10-08-2018, 04:42 PM
Bit of a contrast between the report's summary and the report itself..
Quote:The report’s summary for policymakers paints a sobering picture of the potentially terrible impacts of allowing global mean surface temperature to rise by 2C compared with pre-industrial levels: more extreme weather, sea level rise and ocean acidification, with detrimental effects on wildlife, crops, water availability and human health. But the policymakers, or at least their aides, should make the effort to read the whole report. Incredibly, the stark summary is still a relatively conservative assessment of the consequences we might face if global warming does exceed 1.5C. The report is a comprehensive review of the published evidence painstakingly compiled by hundreds of authors and reviewers over the past two and a half years.The IPCC global warming report spares politicians the worst details | Bob Ward | Opinion | The Guardian
The summary of the report was approved line by line by governments, including the US, Australia and Saudi Arabia, during long and intensive discussions last week in South Korea. It is written in matter-of-fact language, but it omits some of the biggest risks of climate change, which are described in the full text. For instance, the summary indicates that warming of 2C would have very damaging impacts on many parts of the world. But it does not mention the potential for human populations to migrate and be displaced as a result, leading to the possibility of war.

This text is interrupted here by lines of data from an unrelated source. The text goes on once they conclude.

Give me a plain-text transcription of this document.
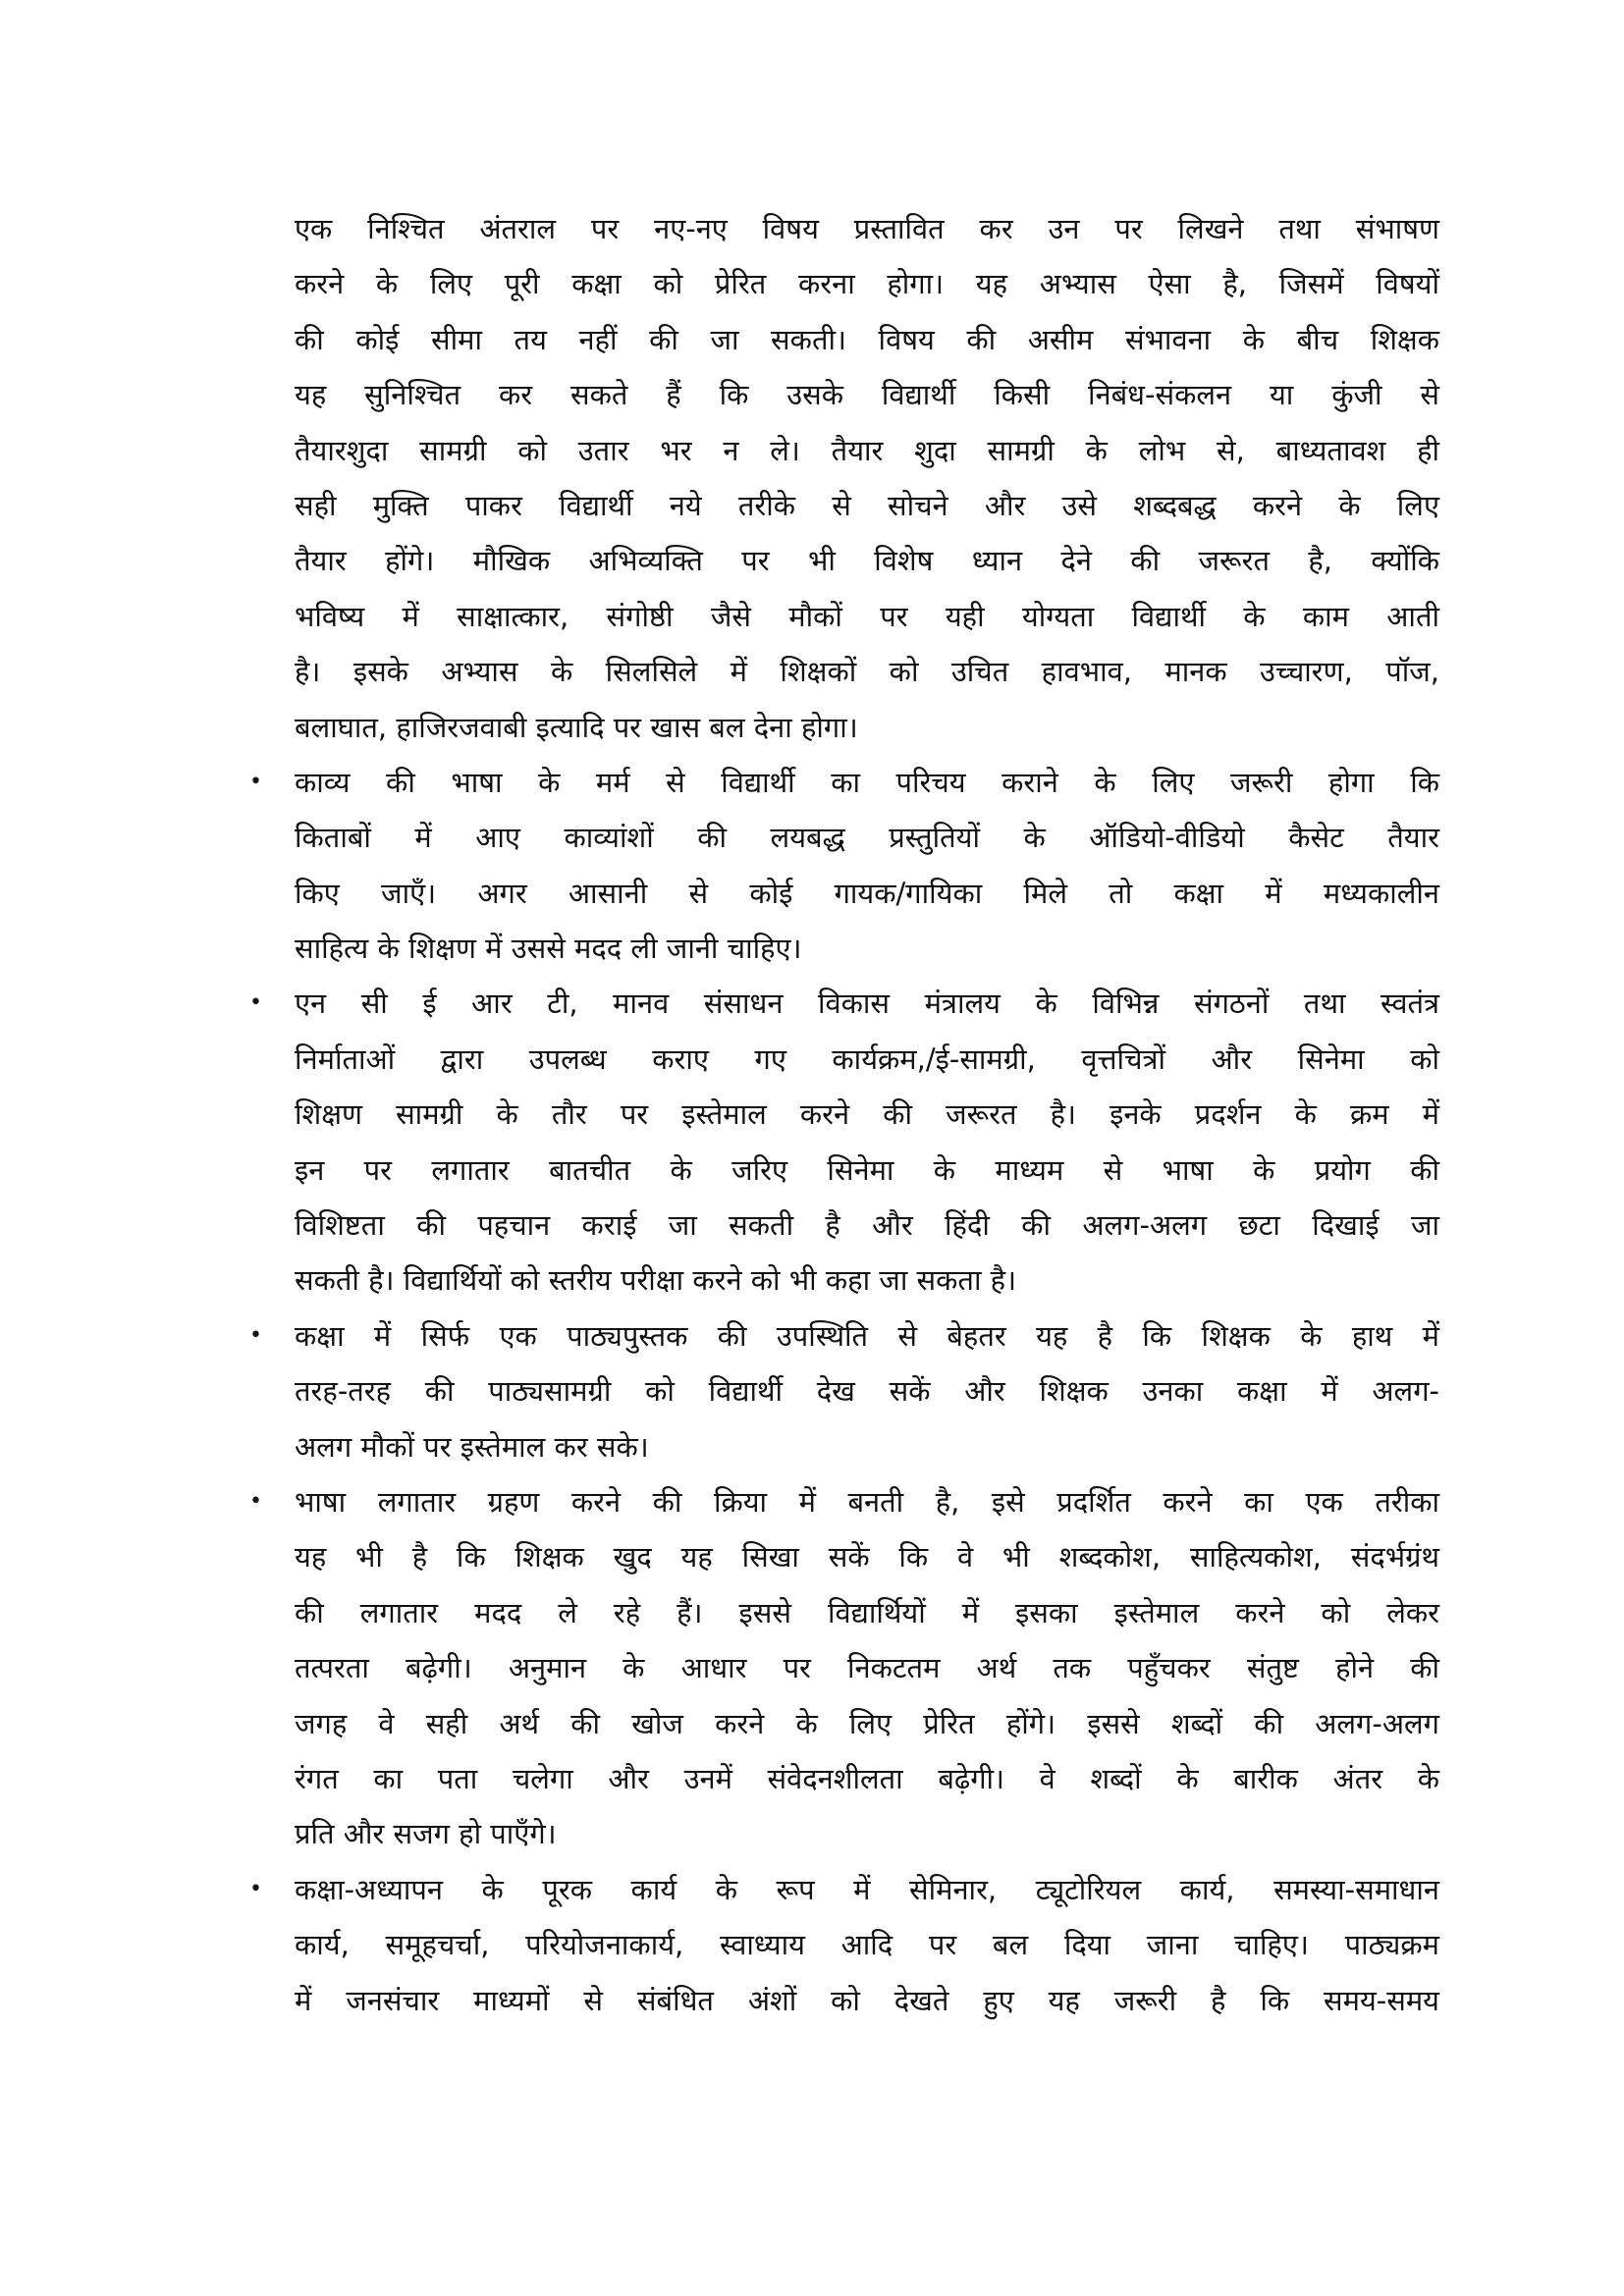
एक निश्चित अंतराल पर नए-नए विषय प्रस्तावित कर उन पर लिखने तथा संभाषण
करने के लिए पूरी कक्षा को प्रेरित करना होगा। यह अभ्यास ऐसा है, जिसमें विषयों
की कोई सीमा तय नहीं की जा सकती। विषय की असीम संभावना के बीच शिक्षक
यह सुनिश्चित कर सकते हैं कि उसके विद्यार्थी किसी निबंध-संकलन या कुंजी से
तैयारशुदा सामग्री को उतार भर न ले। तैयार शुदा सामग्री के लोभ से, बाध्यतावश ही
सही मुक्ति पाकर विद्यार्थी नये तरीके से सोचने और उसे शब्दबद्ध करने के लिए
तैयार होंगे। मौखिक अभिव्यक्ति पर भी विशेष ध्यान देने की जरूरत है, क्योंकि
भविष्य में साक्षात्कार, संगोष्ठी जैसे मौकों पर यही योग्यता विद्यार्थी के काम आती
है। इसके अभ्यास के सिलसिले में शिक्षकों को उचित हावभाव, मानक उच्चारण, पॉज,
बलाघात, हाजिरजवाबी इत्यादि पर खास बल देना होगा।
• काव्य की भाषा के मर्म से विद्यार्थी का परिचय कराने के लिए जरूरी होगा कि
किताबों में आए काव्यांशों की लयबद्ध प्रस्तुतियों के ऑडियो-वीडियो कैसेट तैयार
किए जाएँ। अगर आसानी से कोई गायक/गायिका मिले तो कक्षा में मध्यकालीन
साहित्य के शिक्षण में उससे मदद ली जानी चाहिए।
• एन सी ई आर टी, मानव संसाधन विकास मंत्रालय के विभिन्न संगठनों तथा स्वतंत्र
निर्माताओं द्वारा उपलब्ध कराए गए कार्यक्रम,/ई-सामग्री, वृत्तचित्रों और सिनेमा को
शिक्षण सामग्री के तौर पर इस्तेमाल करने की जरूरत है। इनके प्रदर्शन के क्रम में
इन पर लगातार बातचीत के जरिए सिनेमा के माध्यम से भाषा के प्रयोग की
विशिष्टता की पहचान कराई जा सकती है और हिंदी की अलग-अलग छटा दिखाई जा
सकती है। विद्यार्थियों को स्तरीय परीक्षा करने को भी कहा जा सकता है।
• कक्षा में सिर्फ एक पाठ्यपुस्तक की उपस्थिति से बेहतर यह है कि शिक्षक के हाथ में
तरह-तरह की पाठ्यसामग्री को विद्यार्थी देख सकें और शिक्षक उनका कक्षा में अलग-
अलग मौकों पर इस्तेमाल कर सके।
• भाषा लगातार ग्रहण करने की क्रिया में बनती है, इसे प्रदर्शित करने का एक तरीका
यह भी है कि शिक्षक खुद यह सिखा सकें कि वे भी शब्दकोश, साहित्यकोश, संदर्भग्रंथ
की लगातार मदद ले रहे हैं। इससे विद्यार्थियों में इसका इस्तेमाल करने को लेकर
तत्परता बढ़ेगी। अनुमान के आधार पर निकटतम अर्थ तक पहुँचकर संतुष्ट होने की
जगह वे सही अर्थ की खोज करने के लिए प्रेरित होंगे। इससे शब्दों की अलग-अलग
रंगत का पता चलेगा और उनमें संवेदनशीलता बढ़ेगी। वे शब्दों के बारीक अंतर के
प्रति और सजग हो पाएँगे।
• कक्षा-अध्यापन के पूरक कार्य के रूप में सेमिनार, ट्यूटोरियल कार्य, समस्या-समाधान
कार्य, समूहचर्चा, परियोजनाकार्य, स्वाध्याय आदि पर बल दिया जाना चाहिए। पाठ्यक्रम
में जनसंचार माध्यमों से संबंधित अंशों को देखते हुए यह जरूरी है कि समय-समय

The summary also leaves out important information about so-called “tipping points” in the climate system, beyond which impacts become unstoppable, irreversible or accelerate. It acknowledges that the land-based ice sheets in Greenland and west Antarctica may be destabilised even by warming of 1.5C, ensuring several metres of sea level rise over the coming centuries. But there is no mention of other important thresholds that might, for instance, halt the Gulf Stream in the Atlantic, or cause shifts in the occurrence of the monsoons in Africa and Asia. It is not clear why such crucial information has been left out of the summary. Perhaps the authors felt that there are too many uncertainties in our knowledge to be definitive. But the danger is that policymakers will assume the absence of these very significant risks from the summary means that researchers have assessed them to be unimportant or impossible.